Wesper Inc., a longitudinal and wireless clinical-grade sleep testing platform, showed ‘exceptional accuracy’ in a head-to-head comparison with polysomnography in a study published in The Journal of Clinical Sleep Medicine. The wireless, longitudinal sleep testing platform had a breathtaking 95% correlation with the cumbersome gold standard test for sleep apnea.

Biosency SA's Bora Care remote monitoring solution can predict acute chronic obstructive pulmonary disease (COPD) exacerbations on average three days prior to hospitalization, according to initial results from an ongoing study. The results show that the technology can help prevent hospital admission and reduce the severity of acute exacerbation of COPD (AECOPD) leading to a better quality of life for COPD patients.
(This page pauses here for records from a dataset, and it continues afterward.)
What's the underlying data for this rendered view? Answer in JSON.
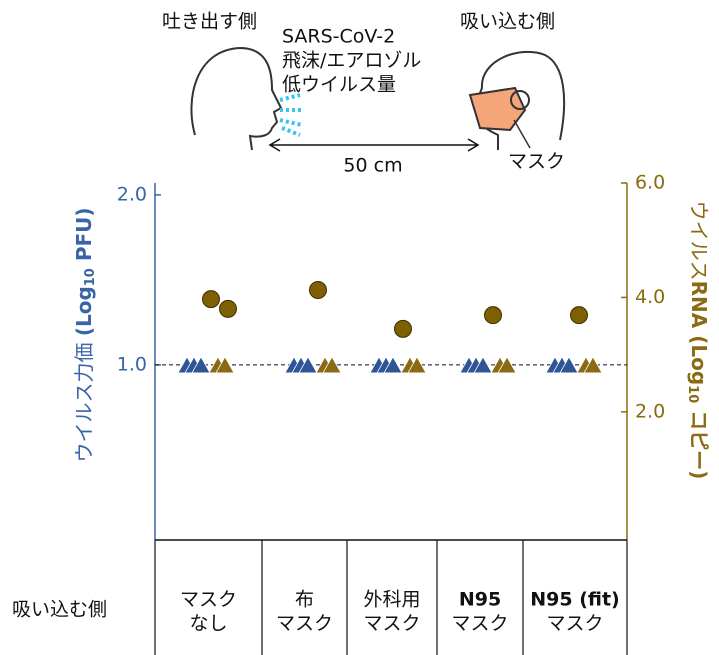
{
  "diagram": {
    "exhale_label": "吐き出す側",
    "virus_lines": [
      "SARS-CoV-2",
      "飛沫/エアロゾル",
      "低ウイルス量"
    ],
    "inhale_label": "吸い込む側",
    "distance": "50 cm",
    "mask_label": "マスク"
  },
  "chart_data": {
    "type": "scatter",
    "row_label": "吸い込む側",
    "categories": [
      [
        "マスク",
        "なし"
      ],
      [
        "布",
        "マスク"
      ],
      [
        "外科用",
        "マスク"
      ],
      [
        "N95",
        "マスク"
      ],
      [
        "N95 (fit)",
        "マスク"
      ]
    ],
    "category_bold": [
      false,
      false,
      false,
      true,
      true
    ],
    "y_label": [
      "ウイルス力価 ",
      "(Log",
      "10",
      " PFU)"
    ],
    "y2_label": [
      "ウイルス",
      "RNA (Log",
      "10",
      " コピー)"
    ],
    "ylim": [
      -0.03,
      2.07
    ],
    "yticks": [
      1,
      2
    ],
    "y2lim": [
      -0.24,
      6.0
    ],
    "y2ticks": [
      {
        "value": 2,
        "label": "2.0"
      },
      {
        "value": 4,
        "label": "4.0"
      },
      {
        "value": 6,
        "label": "6.0"
      }
    ],
    "yticks_labels": [
      "1.0",
      "2.0"
    ],
    "reference_line": 1,
    "series": [
      {
        "marker": "triangle",
        "color": "#2f5597",
        "axis": "y",
        "values": [
          [
            1,
            1,
            1
          ],
          [
            1,
            1,
            1
          ],
          [
            1,
            1,
            1
          ],
          [
            1,
            1,
            1
          ],
          [
            1,
            1,
            1
          ]
        ]
      },
      {
        "marker": "triangle",
        "color": "#8a6a12",
        "axis": "y2",
        "values": [
          [
            2.82,
            2.82
          ],
          [
            2.82,
            2.82
          ],
          [
            2.82,
            2.82
          ],
          [
            2.82,
            2.82
          ],
          [
            2.82,
            2.82
          ]
        ]
      },
      {
        "marker": "circle",
        "color": "#7f6000",
        "axis": "y2",
        "values": [
          [
            3.97,
            3.8
          ],
          [
            4.13
          ],
          [
            3.45
          ],
          [
            3.69
          ],
          [
            3.69
          ]
        ]
      }
    ]
  }
}
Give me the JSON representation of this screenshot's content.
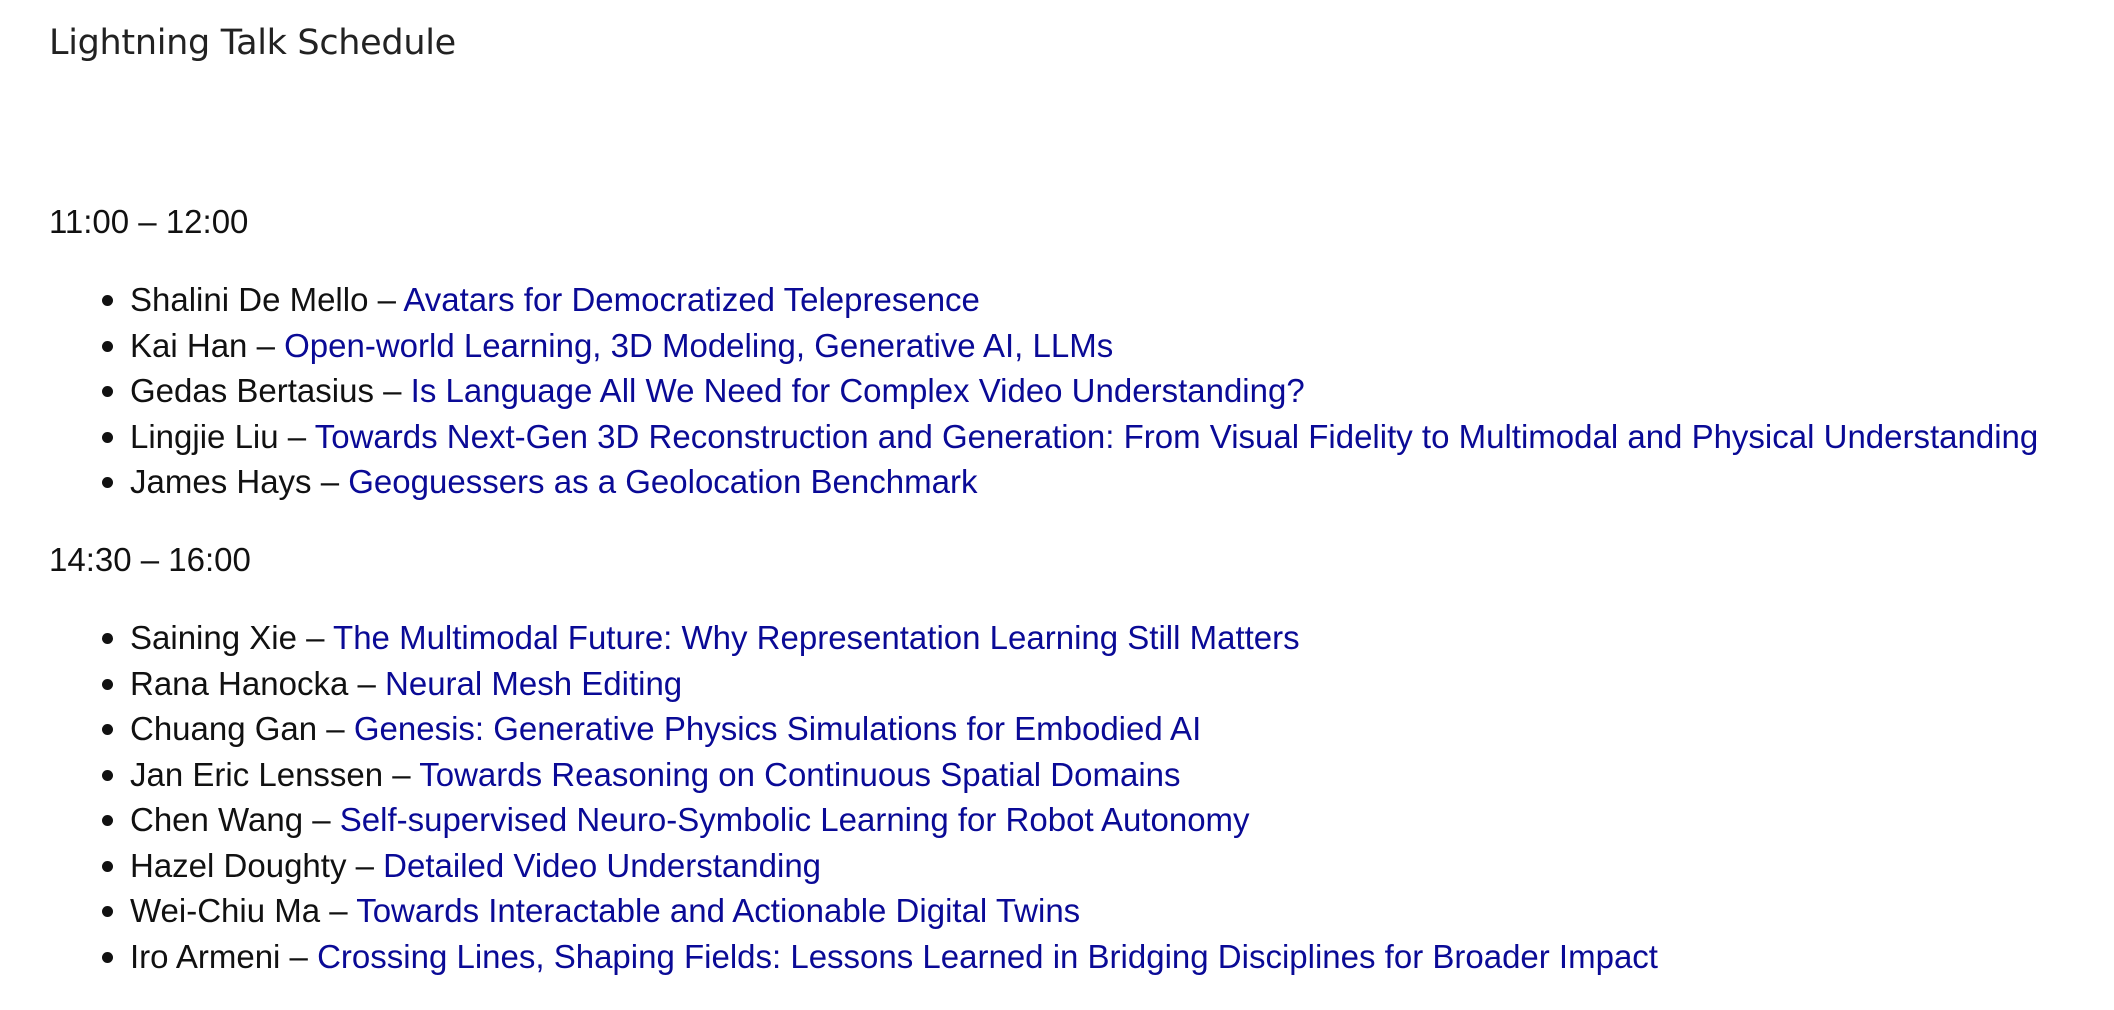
{
  "page": {
    "title": "Lightning Talk Schedule"
  },
  "sessions": [
    {
      "time": "11:00 – 12:00",
      "talks": [
        {
          "speaker": "Shalini De Mello",
          "sep": " – ",
          "title": "Avatars for Democratized Telepresence"
        },
        {
          "speaker": "Kai Han",
          "sep": " – ",
          "title": "Open-world Learning, 3D Modeling, Generative AI, LLMs"
        },
        {
          "speaker": "Gedas Bertasius",
          "sep": " – ",
          "title": "Is Language All We Need for Complex Video Understanding?"
        },
        {
          "speaker": "Lingjie Liu",
          "sep": " – ",
          "title": "Towards Next-Gen 3D Reconstruction and Generation: From Visual Fidelity to Multimodal and Physical Understanding"
        },
        {
          "speaker": "James Hays",
          "sep": " – ",
          "title": "Geoguessers as a Geolocation Benchmark"
        }
      ]
    },
    {
      "time": "14:30 – 16:00",
      "talks": [
        {
          "speaker": "Saining Xie",
          "sep": " – ",
          "title": "The Multimodal Future: Why Representation Learning Still Matters"
        },
        {
          "speaker": "Rana Hanocka",
          "sep": " – ",
          "title": "Neural Mesh Editing"
        },
        {
          "speaker": "Chuang Gan",
          "sep": " – ",
          "title": "Genesis: Generative Physics Simulations for Embodied AI"
        },
        {
          "speaker": "Jan Eric Lenssen",
          "sep": " – ",
          "title": "Towards Reasoning on Continuous Spatial Domains"
        },
        {
          "speaker": "Chen Wang",
          "sep": " – ",
          "title": "Self-supervised Neuro-Symbolic Learning for Robot Autonomy"
        },
        {
          "speaker": "Hazel Doughty",
          "sep": " – ",
          "title": "Detailed Video Understanding"
        },
        {
          "speaker": "Wei-Chiu Ma",
          "sep": " – ",
          "title": "Towards Interactable and Actionable Digital Twins"
        },
        {
          "speaker": "Iro Armeni",
          "sep": " – ",
          "title": "Crossing Lines, Shaping Fields: Lessons Learned in Bridging Disciplines for Broader Impact"
        }
      ]
    }
  ],
  "colors": {
    "text": "#111111",
    "link": "#0a0a96",
    "background": "#ffffff"
  },
  "icons": {
    "bullet": "bullet-icon"
  }
}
A one-hour procedure pioneered by Endogenex Inc. could make insulin use obsolete in people with type 2 diabetes. The recellularization via electroporation therapy (ReCET) procedure uses a specialized catheter to deliver electric pulses to the duodenum. Recently presented results of the EMINENT trial showed that 86% of patients who underwent the procedure and then began treatment with semaglutide were able to discontinue insulin use at six months and remain off insulin for at least a year following the procedure.

Snipr Biome ApS has published initial clinical data showing its Crispr-Cas modified bacteriophage product selectively kills Escherichia coli – including strains that are resistant to antibiotics – with no effect on the rest of the gut microbiome. That paves the way to test Snipr-001 in the prevention of bloodstream infections in hematological cancer patients who, as a result of increased intestinal permeability caused by chemotherapy, are at high risk of gut bacteria getting into the bloodstream.

Aridis Pharmaceuticals Inc. has taken a few knocks in the past year but its new agreement with the U.S. FDA is giving it an opportunity to move forward. The company’s stock (NASDAQ:ARDS) rose 115% on May 31 to close at 39 cents per share as the company and agency agreed on the design of a single confirmatory phase III superiority study of AR-301 (tosatoxumab), an adjunctive therapy for treating pneumonia caused by gram-positive bacteria Staphylococcus aureus in mechanically ventilated hospitalized patients.

Medicinal cannabis company Zelira Therapeutics Ltd.’s stock shot up 224% on May 31 on the heels of news that its cannabinoid product, ZLT-L-007, outperformed Lyrica (pregabalin, Pfizer Inc) in a head-to-head trial in diabetic nerve pain.

Coave Therapeutics aims to move its lead gene therapy program, CTx-PDE6b, for a form of retinitis pigmentosa (RP) into a pivotal trial in 2025 on the back of a phase I/II study, which uncovered a preliminary efficacy signal in one patient subgroup.